Die reis naar Langkawi is nog niet zo’n gemakkelijke. Langkawi is evenals Koh Lipe een eiland en om op Langkawi te komen, pakken we vanaf Koh Lipe de boot. Een landsgrens passeren per boot: die kan ook weer van de bucketlist gevinkt worden. Da’s wel gaaf, of niet? De realiteit brengt gemengde gevoelens met zich mee. We worden geacht om ons om 8.30 te melden bij grenspost en we verschijnen als keurige schoolkindertjes om 8.10 bij het loket. En zoals ik al zei, Koh Lipe is klein en zo’n vreemde grenspost als deze hebben we nog nooit gezien: een houten hokje dat we tijdens de kindervakantieweek in een middagje ook wel in elkaar hadden weten te flansen, doet hier aan het strand dienst als douanekantoortje en omdat de gehele stempelpoespas een eeuwigheid duurt, is het pas 10.30 wanneer we op de boot zitten terwijl we zo’n twee uur op het strand, volledig bepakt in de brandende zon wachten. Gelukkig kun je backpacks ook van je schouders halen en wordt het wachten op onze maritieme grenstaxi door twee uurtjes doodmoe in de zon te bakken, wel wat relaxter.
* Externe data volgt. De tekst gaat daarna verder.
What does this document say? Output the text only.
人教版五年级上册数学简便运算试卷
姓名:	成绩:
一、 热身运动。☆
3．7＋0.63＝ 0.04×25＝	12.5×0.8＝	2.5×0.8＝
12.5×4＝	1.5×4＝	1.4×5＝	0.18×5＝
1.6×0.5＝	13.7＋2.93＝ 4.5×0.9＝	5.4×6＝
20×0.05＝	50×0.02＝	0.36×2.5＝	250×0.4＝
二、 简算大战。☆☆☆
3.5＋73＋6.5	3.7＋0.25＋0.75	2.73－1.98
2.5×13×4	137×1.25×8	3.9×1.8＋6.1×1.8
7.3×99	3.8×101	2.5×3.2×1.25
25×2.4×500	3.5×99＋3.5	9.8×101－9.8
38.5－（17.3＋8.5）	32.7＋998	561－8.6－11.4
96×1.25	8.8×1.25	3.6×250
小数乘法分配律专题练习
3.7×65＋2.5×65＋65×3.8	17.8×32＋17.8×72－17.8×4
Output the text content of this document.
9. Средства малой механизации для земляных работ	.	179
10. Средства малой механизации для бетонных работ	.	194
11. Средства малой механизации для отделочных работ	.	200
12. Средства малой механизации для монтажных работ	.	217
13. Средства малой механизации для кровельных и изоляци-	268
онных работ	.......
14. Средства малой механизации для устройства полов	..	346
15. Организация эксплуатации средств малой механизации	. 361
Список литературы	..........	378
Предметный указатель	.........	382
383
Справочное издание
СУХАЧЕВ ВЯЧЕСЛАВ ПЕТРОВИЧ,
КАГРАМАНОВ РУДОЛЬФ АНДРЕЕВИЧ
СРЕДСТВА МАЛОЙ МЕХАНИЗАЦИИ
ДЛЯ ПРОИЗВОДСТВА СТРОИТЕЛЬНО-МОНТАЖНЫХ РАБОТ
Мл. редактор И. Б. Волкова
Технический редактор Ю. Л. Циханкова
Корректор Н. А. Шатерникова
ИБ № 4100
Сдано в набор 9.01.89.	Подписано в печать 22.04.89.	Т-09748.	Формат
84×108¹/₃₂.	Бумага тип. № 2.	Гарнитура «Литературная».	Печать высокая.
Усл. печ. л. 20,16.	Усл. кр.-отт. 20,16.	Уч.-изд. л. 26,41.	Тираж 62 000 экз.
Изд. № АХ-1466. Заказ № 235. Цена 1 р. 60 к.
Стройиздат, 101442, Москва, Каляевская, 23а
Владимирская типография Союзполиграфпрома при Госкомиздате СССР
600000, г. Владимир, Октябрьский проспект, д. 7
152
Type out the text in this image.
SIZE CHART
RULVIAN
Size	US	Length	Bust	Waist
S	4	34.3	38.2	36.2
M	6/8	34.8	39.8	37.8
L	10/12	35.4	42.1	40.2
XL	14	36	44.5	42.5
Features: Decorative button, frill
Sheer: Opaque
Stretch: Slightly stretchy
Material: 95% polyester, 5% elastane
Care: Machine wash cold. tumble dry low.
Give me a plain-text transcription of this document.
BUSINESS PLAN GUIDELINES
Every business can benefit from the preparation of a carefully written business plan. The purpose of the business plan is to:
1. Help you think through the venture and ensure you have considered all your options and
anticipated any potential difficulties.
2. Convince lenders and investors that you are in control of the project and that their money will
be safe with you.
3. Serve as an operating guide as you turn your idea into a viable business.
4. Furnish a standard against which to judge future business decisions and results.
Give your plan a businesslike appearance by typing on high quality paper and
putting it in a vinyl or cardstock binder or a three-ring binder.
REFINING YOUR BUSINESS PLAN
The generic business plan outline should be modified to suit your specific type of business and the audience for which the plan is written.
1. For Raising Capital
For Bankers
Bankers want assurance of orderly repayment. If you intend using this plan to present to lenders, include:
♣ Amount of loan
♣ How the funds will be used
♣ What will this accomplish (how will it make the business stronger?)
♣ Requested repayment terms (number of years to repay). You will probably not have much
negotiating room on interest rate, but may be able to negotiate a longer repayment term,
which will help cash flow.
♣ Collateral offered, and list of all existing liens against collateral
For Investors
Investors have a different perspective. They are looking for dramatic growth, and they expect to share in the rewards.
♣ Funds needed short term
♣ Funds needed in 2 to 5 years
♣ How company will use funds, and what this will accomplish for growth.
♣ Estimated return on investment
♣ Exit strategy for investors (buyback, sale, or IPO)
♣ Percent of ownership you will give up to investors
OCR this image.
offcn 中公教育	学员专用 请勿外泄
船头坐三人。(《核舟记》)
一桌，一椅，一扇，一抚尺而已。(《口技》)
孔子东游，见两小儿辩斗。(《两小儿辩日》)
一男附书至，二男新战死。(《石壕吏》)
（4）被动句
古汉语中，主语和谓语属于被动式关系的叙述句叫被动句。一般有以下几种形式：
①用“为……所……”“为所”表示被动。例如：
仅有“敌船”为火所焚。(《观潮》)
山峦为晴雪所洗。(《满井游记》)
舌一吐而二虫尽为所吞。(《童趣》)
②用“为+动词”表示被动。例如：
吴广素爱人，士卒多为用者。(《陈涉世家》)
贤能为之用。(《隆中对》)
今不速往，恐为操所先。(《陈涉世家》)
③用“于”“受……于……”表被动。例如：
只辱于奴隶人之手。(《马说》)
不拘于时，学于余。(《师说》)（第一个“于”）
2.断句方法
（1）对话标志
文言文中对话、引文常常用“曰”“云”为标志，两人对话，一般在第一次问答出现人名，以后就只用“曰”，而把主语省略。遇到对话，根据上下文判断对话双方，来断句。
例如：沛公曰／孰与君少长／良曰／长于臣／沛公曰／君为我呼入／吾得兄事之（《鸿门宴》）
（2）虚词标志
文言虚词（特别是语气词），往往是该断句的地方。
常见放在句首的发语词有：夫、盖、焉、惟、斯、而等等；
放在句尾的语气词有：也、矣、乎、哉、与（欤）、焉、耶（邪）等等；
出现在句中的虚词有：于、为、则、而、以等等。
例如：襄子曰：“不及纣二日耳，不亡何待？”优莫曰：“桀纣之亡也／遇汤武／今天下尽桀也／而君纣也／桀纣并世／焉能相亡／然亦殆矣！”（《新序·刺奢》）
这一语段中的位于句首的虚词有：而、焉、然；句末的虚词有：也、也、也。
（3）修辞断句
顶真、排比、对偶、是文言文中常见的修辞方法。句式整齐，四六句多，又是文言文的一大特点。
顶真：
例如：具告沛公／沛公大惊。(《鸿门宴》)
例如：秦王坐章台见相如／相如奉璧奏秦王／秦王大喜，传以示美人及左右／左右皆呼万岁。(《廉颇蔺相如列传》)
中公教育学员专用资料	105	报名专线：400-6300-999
De boottocht zelf duurt niet lang, maar Geertje weet het in die korte tijd op de boot voor elkaar te boksen om haar zonnebril in het zeemanstoilet te deponeren, waardoor haar zonnebril nu door een of andere reuzenmurene gerockt wordt. Overigens moesten we bij het grenskantoortje onze paspoorten inleveren, die we pas op de boot weer zouden terugkrijgen en dat paspoortteruggavesysteem lijkt nog een beetje in de kinderschoenen te staan. Of het bootpersoneel Thais of Maleisisch is, laten we wegens het gebrek aan het goede antwoord even in het midden, maar het geval is dat de schippers op de boot met een jengatoren aan paspoorten binnen komen gelopen en lukraak wat nationaliteiten gaan roepen, waarop je je hand opsteekt bij het horen van Netherland (de ‘s’ wordt nooit uitgesproken) alsof je bij de ouderenbingo op vrijdagmiddag zit, waarna je een stapel paspoorten in je handen gedrukt krijgt en mag uitkiezen welke de jouwe is. Wij zijn de snelste wanneer Netherland weerklinkt, waarop Geertje besluit de andere schreeuwende, semi-panikerende Nederlanders op te zoeken om hen van hun paspoorten te voorzien. Een waterdicht systeem of niet; we hebben onze paspoorten terug en zetten buiten het verliezen van Geertjes zonnebril schadevrij voet aan Maleisische bodem.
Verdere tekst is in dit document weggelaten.